Ele tomou um choque ao verificar que seu comportamento e pensamento fora conduzido a servir um grupo de pessoas e a desprezar aqueles que, pela vontade de Deus, deveriam ser sua verdadeira prioridade, ou seja, esposa e filhas.
Mas Bolinha tem muito medo de sair desse engano e ter a vida destruída, de perder emprego, de ficar doente, de acontecer algo com os filhos, de não saber fazer nada fora da “caixa” onde se acostumou a viver.
Vai levando a vida desse jeito, como serviçal e peça nessa pirâmide. Apesar de ter constatado tudo isso, é incapaz de tomar uma atitude em relação, fica totalmente inerte, com medo.
Então, o escape que ele encontrou para tentar aplacar essa frustração, a de olhar para trás e ver que a vida de sua família fora desfeita, de tentar se auto-anestesiar para não lidar com a realidade, foi sair postando nas redes sociais # hashtags # “sou feliz”, “minha vida mudou” e blá blá blá.
Tentando vender uma felicidade que lhe custa caro, e muito caro.

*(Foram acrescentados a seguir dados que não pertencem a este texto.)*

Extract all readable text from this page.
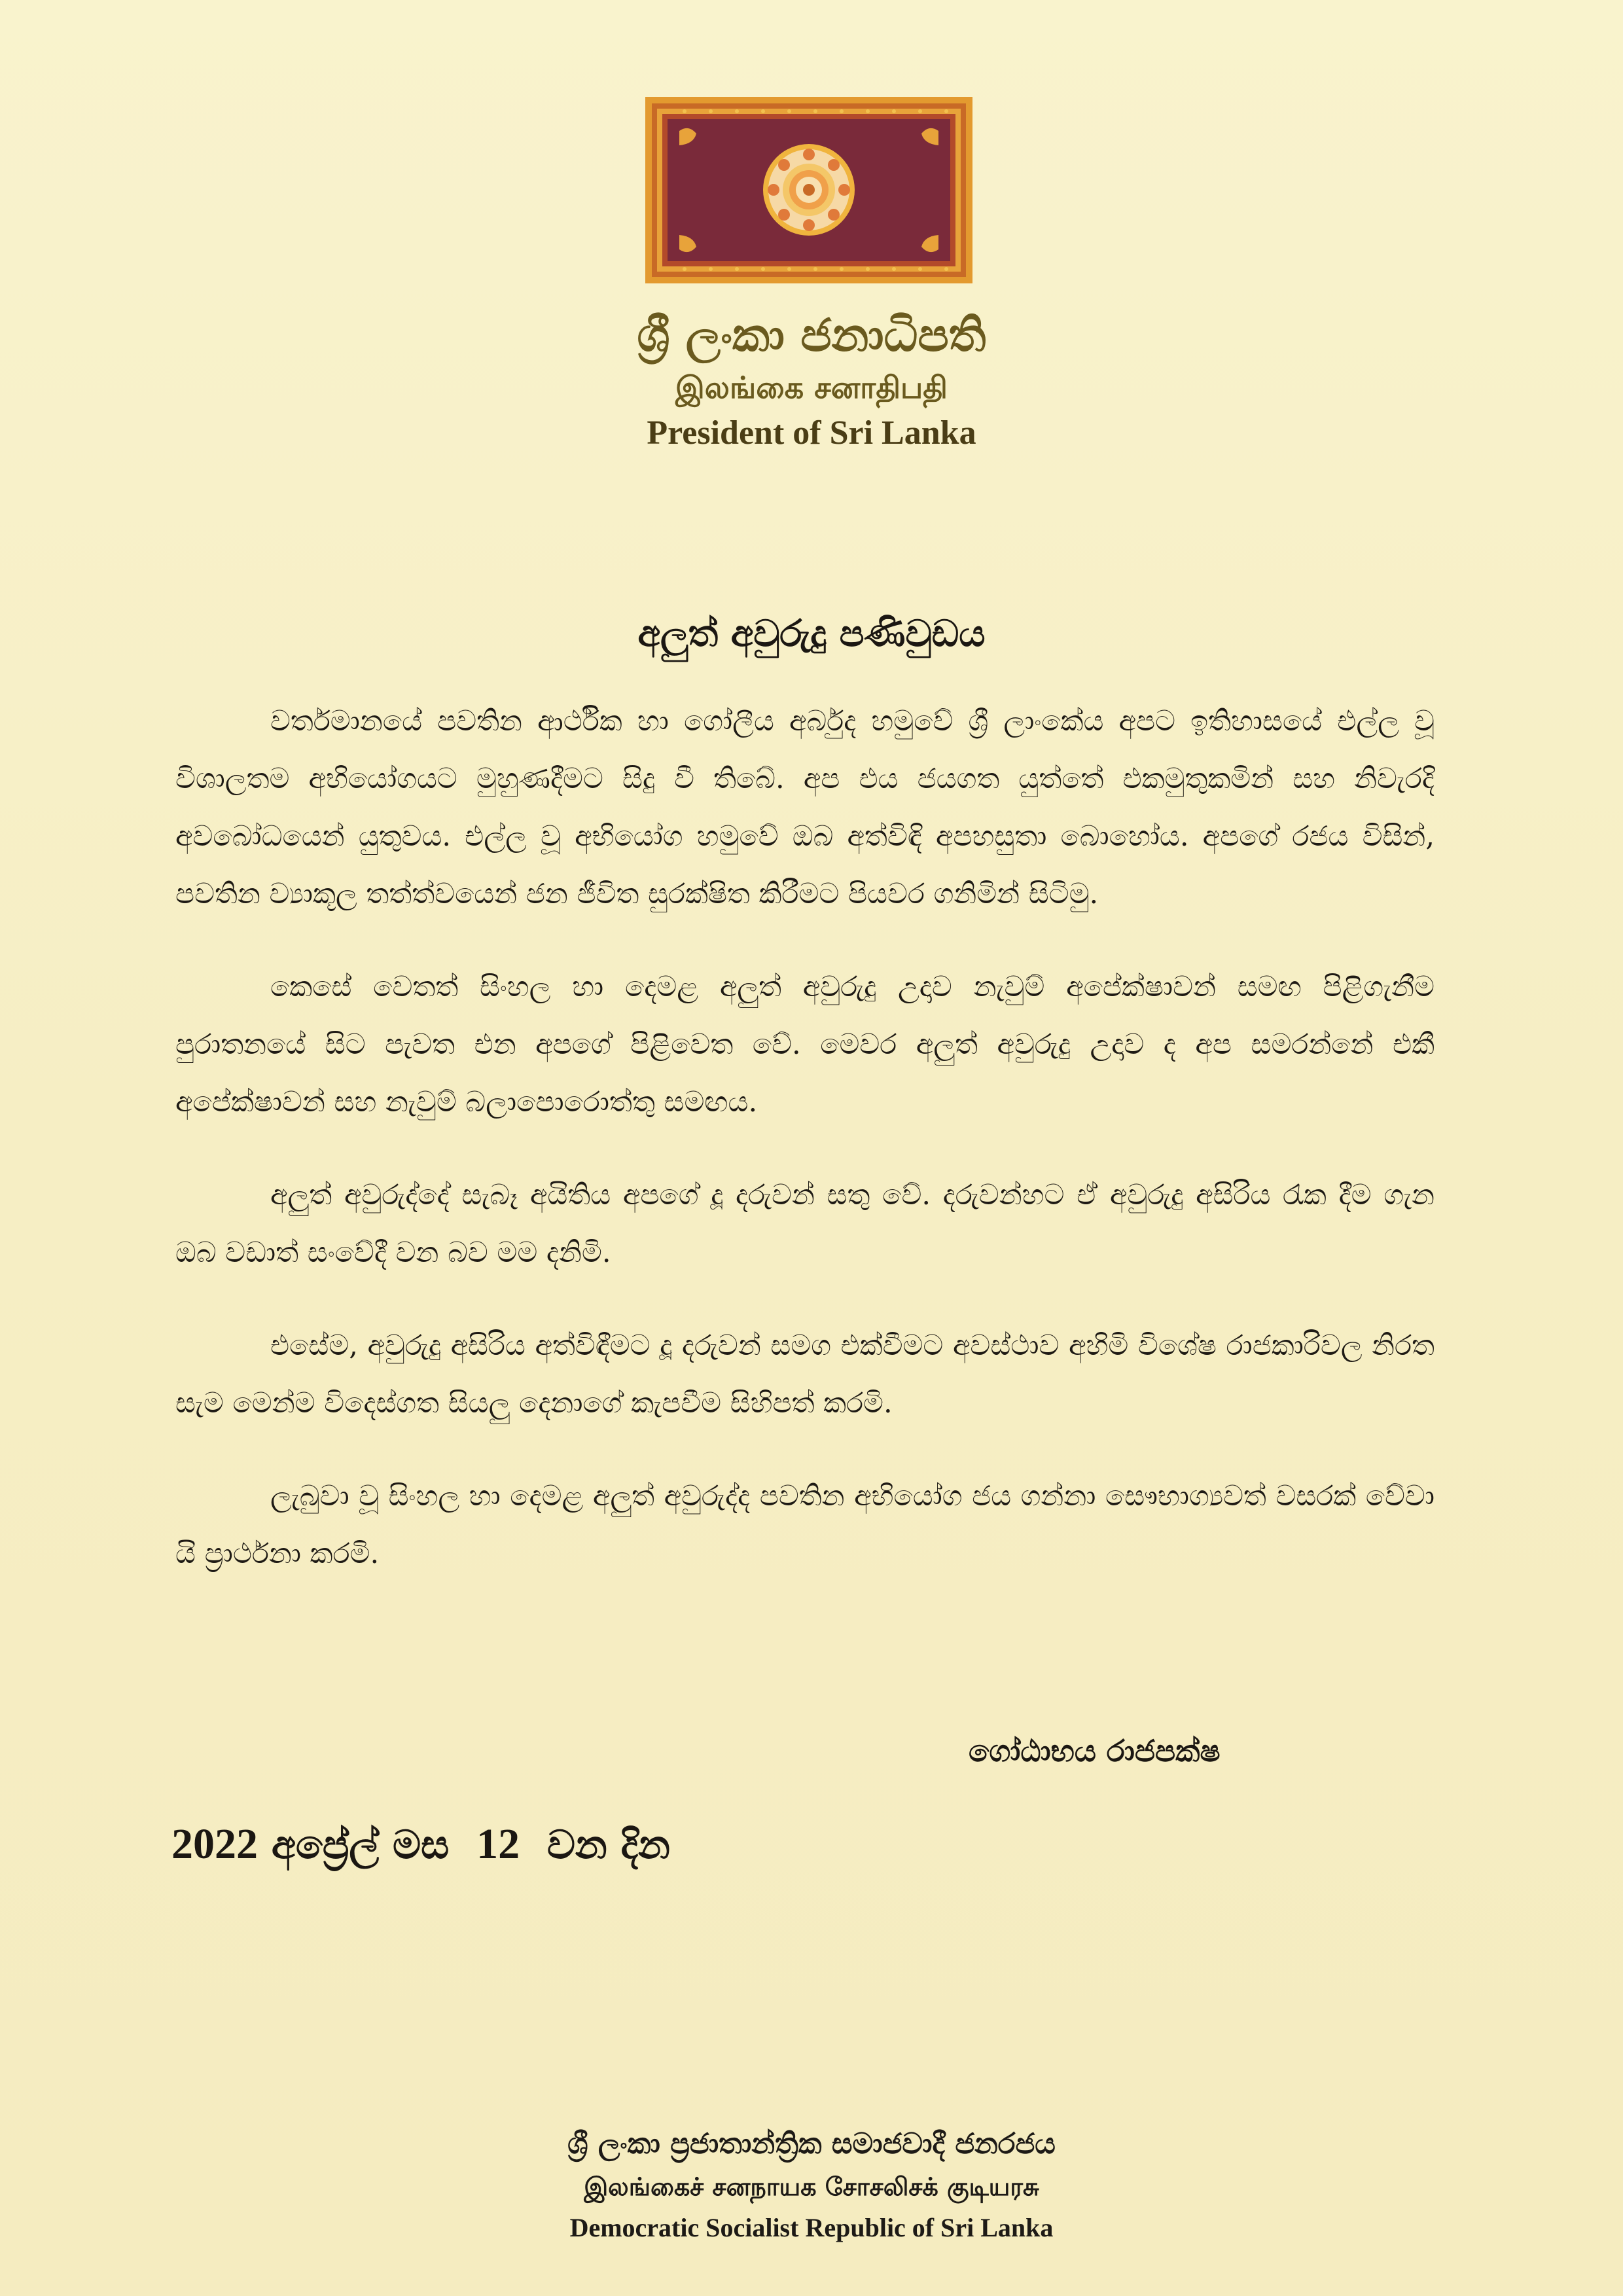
ශ්‍රී ලංකා ජනාධිපති
இலங்கை சனாதிபதி
President of Sri Lanka
අලුත් අවුරුදු පණිවුඩය

වර්තමානයේ පවතින ආර්ථික හා ගෝලීය අර්බුද හමුවේ ශ්‍රී ලාංකේය අපට ඉතිහාසයේ එල්ල වූ විශාලතම අභියෝගයට මුහුණදීමට සිදු වී තිබේ. අප එය ජයගත යුත්තේ එකමුතුකමින් සහ නිවැරදි අවබෝධයෙන් යුතුවය. එල්ල වූ අභියෝග හමුවේ ඔබ අත්විඳි අපහසුතා බොහෝය. අපගේ රජය විසින්, පවතින ව්‍යාකූල තත්ත්වයෙන් ජන ජීවිත සුරක්ෂිත කිරීමට පියවර ගනිමින් සිටිමු.

කෙසේ වෙතත් සිංහල හා දෙමළ අලුත් අවුරුදු උදාව නැවුම් අපේක්ෂාවන් සමඟ පිළිගැනීම පුරාතනයේ සිට පැවත එන අපගේ පිළිවෙත වේ. මෙවර අලුත් අවුරුදු උදාව ද අප සමරන්නේ එකී අපේක්ෂාවන් සහ නැවුම් බලාපොරොත්තු සමඟය.

අලුත් අවුරුද්දේ සැබෑ අයිතිය අපගේ දූ දරුවන් සතු වේ. දරුවන්හට ඒ අවුරුදු අසිරිය රැක දීම ගැන ඔබ වඩාත් සංවේදී වන බව මම දනිමි.

එසේම, අවුරුදු අසිරිය අත්විඳීමට දූ දරුවන් සමග එක්වීමට අවස්ථාව අහිමි විශේෂ රාජකාරිවල නිරත සැම මෙන්ම විදෙස්ගත සියලු දෙනාගේ කැපවීම සිහිපත් කරමි.

ලැබුවා වූ සිංහල හා දෙමළ අලුත් අවුරුද්ද පවතින අභියෝග ජය ගන්නා සෞභාග්‍යවත් වසරක් වේවා යි ප්‍රාර්ථනා කරමි.

ගෝඨාභය රාජපක්ෂ
2022 අප්‍රේල් මස 12 වන දින
ශ්‍රී ලංකා ප්‍රජාතාන්ත්‍රික සමාජවාදී ජනරජය
இலங்கைச் சனநாயக சோசலிசக் குடியரசு
Democratic Socialist Republic of Sri Lanka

Bolinha me faz entender a letra da música ‘Admirável Gado Novo’, do compositor brasileiro Zé Ramalho, que diz assim:
“Vocês que fazem parte dessa massa
Que passa nos projetos do futuro
É duro tanto ter que caminhar
E dar muito mais do que receber
E ter que demonstrar sua coragem
À margem do que possa parecer
E ver que toda essa engrenagem
Já sente a ferrugem lhe comer
Êh, ô, ô, vida de gado
Povo marcado
Êh, povo feliz!”
É… Bolinha vive uma vida de gado, marcado e “feliz”.